[citation][nom]Tomfreak[/nom]Sometimes I wonder, desktop HDD are not limited to power consumption, but why arent the HDD manufacturer push 10K RPM HDD down to mainstream to "slow the SSD" adoption . Surely the latency gap would have improved significantly, 8.9ms vs 4.0 seek time. [/citation]
For the most part, the additional cost of designing and manufacturing the drives does not provide enough of a performance benefit to justify its release. It's not a noise thing as someone below mentioned. The current Velociraptor is one of the quietest drives you can buy. The only performance metric that improves with higher rotational speed is average latency. That's a measure of how long the read/write head has to wait for the proper location on the platter to rotate around to the head. For a 7200RPM drive, average latency is 4.2ms. For a 10kRPM drive 3.0ms. That's an improvement of only 1.2ms, or about 29%. But that's for latency, which is only half the equation for average access time which also includes seek time. Seek time is how long it takes the read head to find the proper track on the platter. This is not in any way affected by rotational speed. So, if you have a 7200rpm drive with an average seek time of 5.0 ms, if you increase the platter speed to 10krpm, the average seek will still be 5.0ms. If you add average latency to average seek time, you get an average access time of 8ms for 10k rpm, and 9.2 for 7200rpm. This means that average access time is only improved 13% moving from 7200 to 10k rpms. That would be a hard to preceive difference. As RPM's increase to 15k and beyond, you rapidly reach a point of diminishing returns where the decrease in latency is simply not worth the increased complexity in design and manufacturering.
So why do 10k/15k RPM drives advertise average access times that are so much lower than 7200RPM drives when latency isn't really improved significantly? Because higher RPM drives, for a variety of reasons, have to use smaller diameter platters. By using smaller diameter platters, the heads reduce the maximum distance they have to travel across the platters which reduces seek time. So when you add the lower latency to the lower seek time, you see a pretty decent improvement in average access time.

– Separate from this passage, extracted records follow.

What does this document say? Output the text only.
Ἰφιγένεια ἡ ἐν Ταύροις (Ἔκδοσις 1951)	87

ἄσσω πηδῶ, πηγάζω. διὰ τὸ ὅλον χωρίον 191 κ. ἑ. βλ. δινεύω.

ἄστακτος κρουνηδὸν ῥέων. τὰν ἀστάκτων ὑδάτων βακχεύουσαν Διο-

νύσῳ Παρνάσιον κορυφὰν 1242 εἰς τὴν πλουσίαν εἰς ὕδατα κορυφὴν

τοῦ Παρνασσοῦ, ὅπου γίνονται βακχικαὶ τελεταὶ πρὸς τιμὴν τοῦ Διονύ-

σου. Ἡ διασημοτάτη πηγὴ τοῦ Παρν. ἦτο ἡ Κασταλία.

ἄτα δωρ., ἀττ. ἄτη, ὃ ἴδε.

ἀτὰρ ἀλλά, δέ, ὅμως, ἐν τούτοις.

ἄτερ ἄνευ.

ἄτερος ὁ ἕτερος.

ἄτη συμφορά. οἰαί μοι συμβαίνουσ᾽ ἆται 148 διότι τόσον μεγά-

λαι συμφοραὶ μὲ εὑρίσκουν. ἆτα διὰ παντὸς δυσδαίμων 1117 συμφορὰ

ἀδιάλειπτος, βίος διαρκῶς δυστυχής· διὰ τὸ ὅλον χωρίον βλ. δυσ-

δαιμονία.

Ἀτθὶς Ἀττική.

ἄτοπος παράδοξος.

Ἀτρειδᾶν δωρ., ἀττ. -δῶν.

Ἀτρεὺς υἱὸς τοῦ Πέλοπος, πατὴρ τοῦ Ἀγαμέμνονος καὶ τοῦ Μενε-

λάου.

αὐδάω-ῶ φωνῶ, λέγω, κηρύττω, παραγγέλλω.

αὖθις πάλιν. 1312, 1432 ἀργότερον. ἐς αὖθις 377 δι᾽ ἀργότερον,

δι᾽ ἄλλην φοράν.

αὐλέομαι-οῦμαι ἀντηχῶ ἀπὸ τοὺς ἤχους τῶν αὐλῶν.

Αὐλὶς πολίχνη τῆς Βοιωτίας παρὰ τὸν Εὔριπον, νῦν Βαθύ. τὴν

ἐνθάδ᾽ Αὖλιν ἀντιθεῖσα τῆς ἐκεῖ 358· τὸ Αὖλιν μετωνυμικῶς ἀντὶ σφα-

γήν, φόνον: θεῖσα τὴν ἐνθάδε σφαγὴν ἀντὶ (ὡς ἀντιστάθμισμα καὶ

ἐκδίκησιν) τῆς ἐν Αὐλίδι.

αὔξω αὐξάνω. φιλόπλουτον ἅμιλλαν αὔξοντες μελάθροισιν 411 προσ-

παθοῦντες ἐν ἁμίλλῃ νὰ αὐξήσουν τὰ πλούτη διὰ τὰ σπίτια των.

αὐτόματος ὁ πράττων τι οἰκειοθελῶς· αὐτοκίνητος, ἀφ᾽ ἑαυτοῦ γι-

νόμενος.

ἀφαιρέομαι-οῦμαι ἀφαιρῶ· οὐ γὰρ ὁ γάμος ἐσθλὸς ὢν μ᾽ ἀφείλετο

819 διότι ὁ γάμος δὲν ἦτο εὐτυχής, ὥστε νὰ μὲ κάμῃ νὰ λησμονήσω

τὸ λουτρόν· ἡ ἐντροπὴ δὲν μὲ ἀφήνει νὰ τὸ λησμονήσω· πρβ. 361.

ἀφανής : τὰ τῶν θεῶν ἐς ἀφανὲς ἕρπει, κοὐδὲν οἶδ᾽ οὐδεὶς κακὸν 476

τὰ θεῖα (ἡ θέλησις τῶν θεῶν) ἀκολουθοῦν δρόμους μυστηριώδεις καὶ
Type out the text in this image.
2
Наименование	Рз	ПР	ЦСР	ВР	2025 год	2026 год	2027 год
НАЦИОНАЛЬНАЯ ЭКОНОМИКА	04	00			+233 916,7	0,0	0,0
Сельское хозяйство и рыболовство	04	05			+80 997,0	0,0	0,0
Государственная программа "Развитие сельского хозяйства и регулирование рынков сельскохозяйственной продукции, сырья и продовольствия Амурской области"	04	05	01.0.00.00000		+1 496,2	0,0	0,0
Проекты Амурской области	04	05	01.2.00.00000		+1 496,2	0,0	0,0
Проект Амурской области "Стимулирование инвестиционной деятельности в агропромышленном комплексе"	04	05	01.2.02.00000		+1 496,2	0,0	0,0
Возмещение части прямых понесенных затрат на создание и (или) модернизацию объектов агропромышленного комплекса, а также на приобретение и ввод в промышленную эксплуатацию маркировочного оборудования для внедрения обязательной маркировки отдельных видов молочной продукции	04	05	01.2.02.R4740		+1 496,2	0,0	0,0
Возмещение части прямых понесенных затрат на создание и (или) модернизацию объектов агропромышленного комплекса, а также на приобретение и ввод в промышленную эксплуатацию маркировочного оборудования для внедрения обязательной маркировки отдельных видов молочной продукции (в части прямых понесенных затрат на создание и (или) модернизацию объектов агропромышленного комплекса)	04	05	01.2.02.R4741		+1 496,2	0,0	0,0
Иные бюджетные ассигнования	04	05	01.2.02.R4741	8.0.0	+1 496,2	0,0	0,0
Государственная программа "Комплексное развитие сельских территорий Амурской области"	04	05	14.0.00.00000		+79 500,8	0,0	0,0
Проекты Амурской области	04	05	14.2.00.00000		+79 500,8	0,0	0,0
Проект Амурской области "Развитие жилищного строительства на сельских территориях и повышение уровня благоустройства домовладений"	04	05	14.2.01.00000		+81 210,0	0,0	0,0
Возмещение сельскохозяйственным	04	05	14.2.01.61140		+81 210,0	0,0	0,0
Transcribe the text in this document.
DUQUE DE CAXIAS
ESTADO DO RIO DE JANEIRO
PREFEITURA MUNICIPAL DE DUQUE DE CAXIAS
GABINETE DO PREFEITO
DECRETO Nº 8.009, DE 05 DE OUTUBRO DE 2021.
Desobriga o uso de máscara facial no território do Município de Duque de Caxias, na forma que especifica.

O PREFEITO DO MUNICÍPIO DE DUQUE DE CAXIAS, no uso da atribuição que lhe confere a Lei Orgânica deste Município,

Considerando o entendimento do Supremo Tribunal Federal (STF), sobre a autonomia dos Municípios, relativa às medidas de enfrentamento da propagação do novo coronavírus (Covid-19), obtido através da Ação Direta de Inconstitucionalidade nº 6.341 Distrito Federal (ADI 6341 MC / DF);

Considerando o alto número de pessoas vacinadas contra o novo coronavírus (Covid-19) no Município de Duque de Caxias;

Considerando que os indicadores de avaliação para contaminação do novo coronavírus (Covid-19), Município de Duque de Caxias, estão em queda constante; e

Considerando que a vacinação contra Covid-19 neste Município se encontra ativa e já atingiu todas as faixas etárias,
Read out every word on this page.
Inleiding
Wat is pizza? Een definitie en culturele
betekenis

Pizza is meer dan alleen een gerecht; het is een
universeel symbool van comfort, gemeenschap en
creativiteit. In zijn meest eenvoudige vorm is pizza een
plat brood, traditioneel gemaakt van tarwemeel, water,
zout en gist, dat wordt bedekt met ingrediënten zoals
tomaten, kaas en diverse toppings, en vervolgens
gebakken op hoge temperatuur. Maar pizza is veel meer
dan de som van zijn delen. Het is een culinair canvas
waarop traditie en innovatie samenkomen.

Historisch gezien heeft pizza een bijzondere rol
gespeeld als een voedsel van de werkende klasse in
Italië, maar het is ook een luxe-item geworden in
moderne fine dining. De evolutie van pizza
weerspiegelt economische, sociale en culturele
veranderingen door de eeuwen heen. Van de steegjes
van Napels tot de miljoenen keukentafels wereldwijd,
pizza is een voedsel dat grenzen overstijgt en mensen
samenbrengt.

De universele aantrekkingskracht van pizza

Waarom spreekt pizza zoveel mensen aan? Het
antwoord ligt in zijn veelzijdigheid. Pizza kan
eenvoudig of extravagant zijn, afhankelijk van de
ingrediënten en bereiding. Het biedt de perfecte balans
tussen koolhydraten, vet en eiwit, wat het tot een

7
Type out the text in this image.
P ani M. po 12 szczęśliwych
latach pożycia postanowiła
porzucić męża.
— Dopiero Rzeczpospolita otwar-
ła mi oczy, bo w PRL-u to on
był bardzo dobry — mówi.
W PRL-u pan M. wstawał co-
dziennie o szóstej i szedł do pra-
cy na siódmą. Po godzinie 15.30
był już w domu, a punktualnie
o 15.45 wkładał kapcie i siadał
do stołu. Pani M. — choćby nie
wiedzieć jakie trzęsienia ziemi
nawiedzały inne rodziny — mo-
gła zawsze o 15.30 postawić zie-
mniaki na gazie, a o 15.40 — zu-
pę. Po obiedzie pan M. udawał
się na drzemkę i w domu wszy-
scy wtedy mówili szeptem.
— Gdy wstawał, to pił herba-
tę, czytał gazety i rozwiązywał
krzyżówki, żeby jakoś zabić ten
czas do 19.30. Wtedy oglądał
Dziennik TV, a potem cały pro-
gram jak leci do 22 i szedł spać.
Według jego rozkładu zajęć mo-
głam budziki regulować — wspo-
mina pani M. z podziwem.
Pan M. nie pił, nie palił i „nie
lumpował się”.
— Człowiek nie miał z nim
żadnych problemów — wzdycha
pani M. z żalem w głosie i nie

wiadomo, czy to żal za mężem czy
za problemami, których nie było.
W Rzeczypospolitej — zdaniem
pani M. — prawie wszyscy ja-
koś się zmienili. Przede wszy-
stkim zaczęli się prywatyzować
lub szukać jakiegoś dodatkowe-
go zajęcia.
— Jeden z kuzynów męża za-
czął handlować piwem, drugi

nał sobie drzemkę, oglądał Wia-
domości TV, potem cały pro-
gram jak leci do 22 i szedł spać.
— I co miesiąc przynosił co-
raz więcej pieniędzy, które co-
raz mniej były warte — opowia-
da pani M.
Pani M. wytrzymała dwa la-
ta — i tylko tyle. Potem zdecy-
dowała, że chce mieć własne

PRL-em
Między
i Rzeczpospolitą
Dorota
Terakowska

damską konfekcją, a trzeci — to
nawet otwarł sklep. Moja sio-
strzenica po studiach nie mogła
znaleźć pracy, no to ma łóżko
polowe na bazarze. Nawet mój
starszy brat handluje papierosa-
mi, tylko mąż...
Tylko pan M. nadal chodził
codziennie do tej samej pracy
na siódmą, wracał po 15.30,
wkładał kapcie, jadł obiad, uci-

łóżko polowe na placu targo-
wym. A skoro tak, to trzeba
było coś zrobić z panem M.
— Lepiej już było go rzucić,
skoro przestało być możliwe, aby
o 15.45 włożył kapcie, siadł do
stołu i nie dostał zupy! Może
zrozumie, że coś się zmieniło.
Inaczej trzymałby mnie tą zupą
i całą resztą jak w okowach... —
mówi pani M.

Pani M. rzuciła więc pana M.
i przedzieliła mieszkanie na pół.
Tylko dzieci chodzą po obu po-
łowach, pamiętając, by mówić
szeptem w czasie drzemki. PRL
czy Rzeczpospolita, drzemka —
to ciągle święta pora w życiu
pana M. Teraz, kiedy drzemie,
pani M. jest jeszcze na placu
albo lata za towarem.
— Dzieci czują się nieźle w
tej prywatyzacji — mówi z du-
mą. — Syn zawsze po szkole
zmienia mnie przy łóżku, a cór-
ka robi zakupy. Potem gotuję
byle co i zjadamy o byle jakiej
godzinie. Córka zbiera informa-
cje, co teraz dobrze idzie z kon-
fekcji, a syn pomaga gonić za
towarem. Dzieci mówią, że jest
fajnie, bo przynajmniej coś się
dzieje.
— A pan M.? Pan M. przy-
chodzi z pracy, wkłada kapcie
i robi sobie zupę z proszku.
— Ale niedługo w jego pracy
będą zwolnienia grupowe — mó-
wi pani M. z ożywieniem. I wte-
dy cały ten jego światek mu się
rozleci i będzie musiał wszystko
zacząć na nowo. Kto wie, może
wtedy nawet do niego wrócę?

Here's the trick though. You can achieve the same smaller diameter platter effect with any 7200RPM drive by simply short stroking it which means partitioning off part of the drive and not using it in order to keep the heads within a smaller portion of the platter. You've then eliminated the seek advantage the 10k rpm drive had and likely ended up with more capacity even though you're not using the whole capacity of your drive.
With almost any current SSD, the average access time is, near as makes no difference, instantaneous when compared to any mechanical drive so the seat of pants improvement is dramatic. With the prices of smaller SSD's dropping so low recently, there are very few circumstances where a 10kRPM drive would make sense for a home user.